Skywire: One Debug Port, and a Third CXO Leak

3043 feat(services): consolidate pprof + add /debug/log onto dmsg :80; fix visor /visor.log path unifies how deployment services expose debugging. Services served pprof on a separate dmsg :81 listener and had no log endpoint over dmsg at all — debug logs were only reachable on the host’s stdout. Now WithDebug folds /debug/pprof/* and a new /debug/log onto the service’s main dmsg :80 handler (survey-whitelist-gated), retiring the :81 listener; the log endpoint is served from a thread-safe bounded ring buffer fed by a logrus hook, so recent log output is available with no disk file. It also fixes the visor’s /visor.log, which opened the wrong path (visor.log rather than the real log/skywire.log) and always 404’d. After this, every deployment service exposes both pprof and debug logging over dmsg on one port through the survey-whitelist proxy — making the RSN’s live id-reservation failures watchable behind its /stats counters.

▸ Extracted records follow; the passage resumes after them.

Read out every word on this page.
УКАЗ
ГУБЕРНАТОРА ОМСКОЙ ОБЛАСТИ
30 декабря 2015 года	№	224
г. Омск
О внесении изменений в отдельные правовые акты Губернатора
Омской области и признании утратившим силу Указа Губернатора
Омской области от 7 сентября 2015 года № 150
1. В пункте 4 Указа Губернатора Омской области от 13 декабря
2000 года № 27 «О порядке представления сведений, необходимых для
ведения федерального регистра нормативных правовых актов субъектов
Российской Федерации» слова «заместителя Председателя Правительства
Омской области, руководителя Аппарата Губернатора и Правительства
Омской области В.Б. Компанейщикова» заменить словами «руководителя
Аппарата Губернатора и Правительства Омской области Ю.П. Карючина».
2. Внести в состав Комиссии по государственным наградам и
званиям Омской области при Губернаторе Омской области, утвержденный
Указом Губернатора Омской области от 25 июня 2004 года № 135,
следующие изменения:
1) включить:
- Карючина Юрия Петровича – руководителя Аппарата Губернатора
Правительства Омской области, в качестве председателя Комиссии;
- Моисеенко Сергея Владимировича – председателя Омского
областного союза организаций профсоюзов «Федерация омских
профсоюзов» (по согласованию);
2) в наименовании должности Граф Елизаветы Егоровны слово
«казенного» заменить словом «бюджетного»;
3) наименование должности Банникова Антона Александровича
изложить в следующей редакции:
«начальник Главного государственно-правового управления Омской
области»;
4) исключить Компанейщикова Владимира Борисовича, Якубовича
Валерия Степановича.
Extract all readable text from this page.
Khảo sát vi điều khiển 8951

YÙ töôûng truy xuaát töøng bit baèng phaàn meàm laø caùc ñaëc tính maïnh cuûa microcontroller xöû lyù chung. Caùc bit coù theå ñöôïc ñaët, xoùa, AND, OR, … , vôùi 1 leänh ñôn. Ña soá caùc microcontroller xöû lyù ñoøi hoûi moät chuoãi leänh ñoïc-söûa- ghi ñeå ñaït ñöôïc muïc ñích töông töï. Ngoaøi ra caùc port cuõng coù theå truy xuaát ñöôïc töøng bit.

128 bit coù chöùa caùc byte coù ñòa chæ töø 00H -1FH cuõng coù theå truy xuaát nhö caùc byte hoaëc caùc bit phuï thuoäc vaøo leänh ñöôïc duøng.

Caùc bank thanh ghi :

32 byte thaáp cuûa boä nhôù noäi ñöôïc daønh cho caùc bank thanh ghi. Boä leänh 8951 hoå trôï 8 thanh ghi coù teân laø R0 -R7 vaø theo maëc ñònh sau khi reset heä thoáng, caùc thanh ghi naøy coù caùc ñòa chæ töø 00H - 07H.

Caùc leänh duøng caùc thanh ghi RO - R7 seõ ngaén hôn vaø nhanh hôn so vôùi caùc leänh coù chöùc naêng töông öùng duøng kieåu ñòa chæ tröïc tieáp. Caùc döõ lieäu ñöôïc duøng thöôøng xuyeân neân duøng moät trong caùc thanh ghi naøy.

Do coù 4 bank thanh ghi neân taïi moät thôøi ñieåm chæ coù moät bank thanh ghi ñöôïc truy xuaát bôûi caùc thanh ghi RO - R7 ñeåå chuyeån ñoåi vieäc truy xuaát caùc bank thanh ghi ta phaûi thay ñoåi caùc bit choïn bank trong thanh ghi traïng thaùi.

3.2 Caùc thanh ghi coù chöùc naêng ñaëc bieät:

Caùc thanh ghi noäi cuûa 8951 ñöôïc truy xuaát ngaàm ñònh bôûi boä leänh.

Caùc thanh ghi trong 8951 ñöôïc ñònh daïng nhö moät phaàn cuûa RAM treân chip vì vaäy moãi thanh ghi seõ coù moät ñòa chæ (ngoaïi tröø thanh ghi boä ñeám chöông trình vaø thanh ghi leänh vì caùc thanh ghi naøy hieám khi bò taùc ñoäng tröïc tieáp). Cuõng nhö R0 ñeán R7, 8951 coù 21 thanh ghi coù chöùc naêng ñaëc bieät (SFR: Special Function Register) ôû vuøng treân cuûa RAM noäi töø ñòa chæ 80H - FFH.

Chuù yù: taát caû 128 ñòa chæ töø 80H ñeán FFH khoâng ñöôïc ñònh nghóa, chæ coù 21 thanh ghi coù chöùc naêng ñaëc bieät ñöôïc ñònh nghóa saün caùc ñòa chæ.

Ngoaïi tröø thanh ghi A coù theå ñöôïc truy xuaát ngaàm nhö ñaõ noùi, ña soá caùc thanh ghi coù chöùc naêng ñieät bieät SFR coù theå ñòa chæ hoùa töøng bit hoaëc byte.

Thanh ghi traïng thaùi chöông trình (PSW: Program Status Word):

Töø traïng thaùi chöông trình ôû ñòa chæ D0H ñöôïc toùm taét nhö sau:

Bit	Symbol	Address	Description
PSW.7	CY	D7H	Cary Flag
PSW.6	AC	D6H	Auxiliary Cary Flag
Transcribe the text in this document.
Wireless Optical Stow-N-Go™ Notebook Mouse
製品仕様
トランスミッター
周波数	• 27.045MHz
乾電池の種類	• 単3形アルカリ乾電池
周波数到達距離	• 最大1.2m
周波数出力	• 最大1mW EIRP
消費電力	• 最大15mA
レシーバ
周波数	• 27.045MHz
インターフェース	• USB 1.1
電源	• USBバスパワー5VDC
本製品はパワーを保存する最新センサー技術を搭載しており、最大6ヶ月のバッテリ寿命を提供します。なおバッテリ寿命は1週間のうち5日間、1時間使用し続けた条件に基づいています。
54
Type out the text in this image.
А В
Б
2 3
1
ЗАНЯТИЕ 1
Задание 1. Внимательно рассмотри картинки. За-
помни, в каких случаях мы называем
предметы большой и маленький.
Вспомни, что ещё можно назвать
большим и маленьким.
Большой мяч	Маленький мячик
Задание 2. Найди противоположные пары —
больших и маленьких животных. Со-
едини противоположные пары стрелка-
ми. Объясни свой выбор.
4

And 3038 fix(cxo): close the feeds actor in Node.Close() — stops a goroutine leak closes the third unbounded-goroutine leak in this stretch. Node.Close() shut down peers, connections, transports and the DB but never closed the per-node feeds actor — its close() existed but was marked unused and never called — so every node teardown leaked the feeds dispatcher goroutine and every per-feed and per-head goroutine it owned. A subscriber that periodically reconnects piled these up without bound (observed at ~1650 parked goroutines out of ~4700, bloating the heap until GC consumed ~80% of the process CPU); Close() now closes the feeds actor, which cascades cleanly down each feed and head on the close signal.